Supportive regulations needed for aviation growth: Vistara

New Delhi, Oct 6 (IANS) Airline company Vistara on Tuesday pointed to the need for a supportive supply and regulatory environment in India to realise the aviation sector’s potential to generate economic value worth $250 billion per annum by 2025.

Vistara which is a joint venture (JV) between India’s TATA Group and Singapore Airlines revealed the figures in a report titled ‘Maximising the contribution of aviation to the Indian economy’.

The report, prepared for the airline by the Centre for Asia Pacific Aviation (CAPA), estimated a three-fold increase in domestic air traffic and a potential for the sector to contribute to over five percent in the country’s gross domestic product (GDP) by 2025.

By 2050, the report said that the sector could directly employ more than 2.3 million people.

“This report will provide valuable insights for greater partnership between government and businesses,” Prasad Menon, chairman, TATA SIA Airlines was quoted in a statement.

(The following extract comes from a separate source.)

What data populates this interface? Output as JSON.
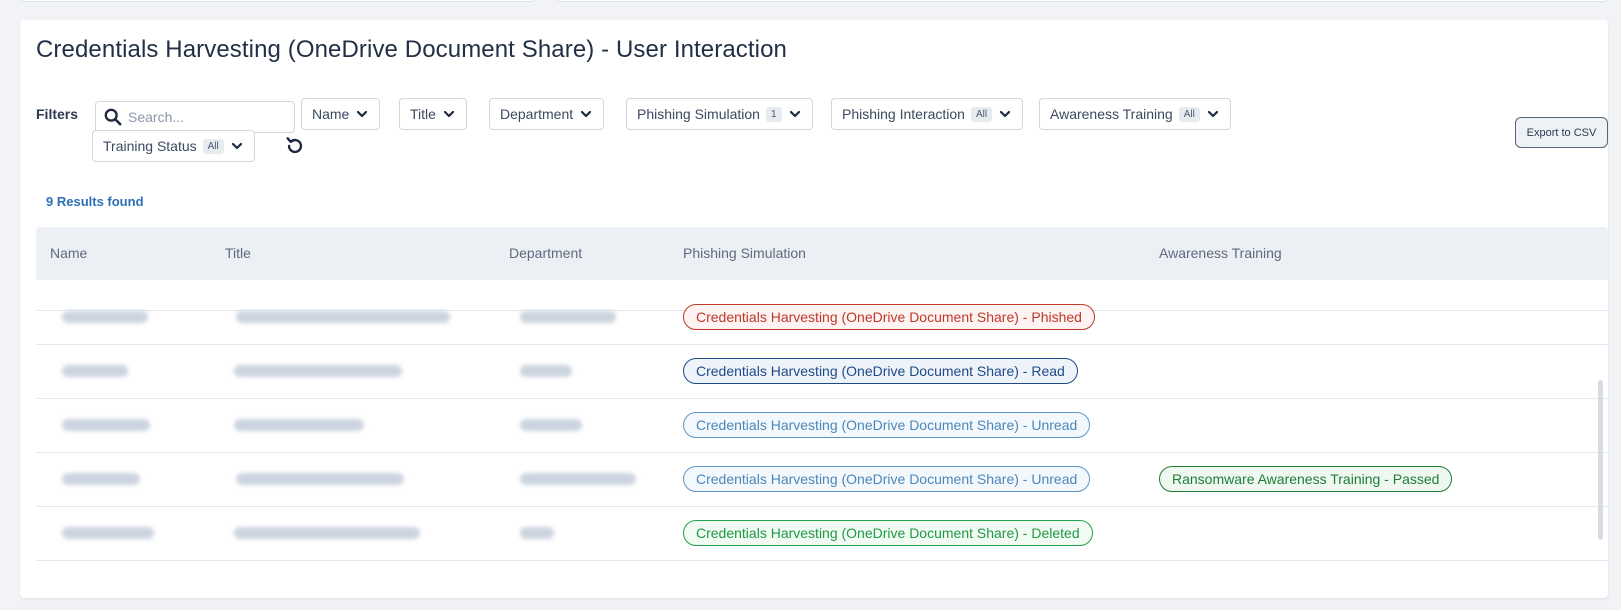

Besides, the expected potential of the sector, the report highlighted the role Indian aviation can play in delivering many of the government’s priority initiatives including tourism development and ‘Make in India’.

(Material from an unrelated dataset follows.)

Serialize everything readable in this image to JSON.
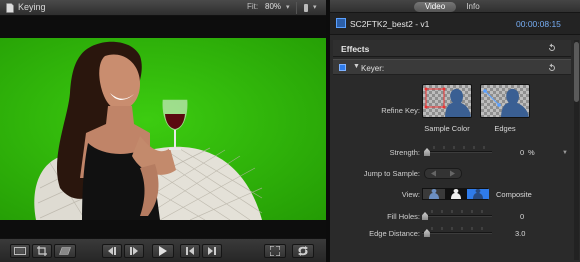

India needs to aspire to create a world class and competitive airline industry that can hold its own,” said Mukund Rajan, director on board, TATA SIA Airlines.

The report cited the need to have industry supportive regulatory environment in India — which has a low penetration of aviation.

It has been estimated that only 1-2 percent of the total population in India travel by air and the annual per capita seats are less than a quarter that of China, Indonesia or Thailand.

The report recommended several measures to give boost to the industry including rationalisation of taxes on jet fuel, lowering of airport charges and making in-country MROs (maintenance, repair, and overhaul) more competitive.

In addition to lowering of business cost, the report called for single window process for licensing, expediting cargo processing and abolishment of overseas flying eligibility norms for airlines, commonly known as the “5/20” rules.

Currently, the norms prescribe that only those carriers that have been in operation for five years and have a fleet of 20 aircraft can fly abroad.

The airline along with AirAsia India, another Tata Group JV company has asked the government to revoke the ‘5/20’ rule.

“It beggars belief that foreign airlines with no comparable restrictions can fly into India, but Indian airlines that are interested to do so are prevented from flying overseas,” Rajan said.

“The result is that the dominant market share of carriage of Indian customers, close to 70 percent, has shifted to foreign airlines.”

However, the industry is divided on the issue. The Federation of Indian Airlines (FIA) has also written a letter to the PMO (Prime Minister’s Office) against doing away with the “5/20” rule.

In August Minister of State for Civil Aviation and Tourism Mahesh Sharma had said that a mechanism has been found to either modify or altogether replace the overseas flying eligibility rules for airlines.

That time he had said that the “5/20” rules had come up for discussion during a meeting held in August with Prime Minister Narendra Modi along with Civil Aviation Minister Ashok Gajapathi Raju Pusapati.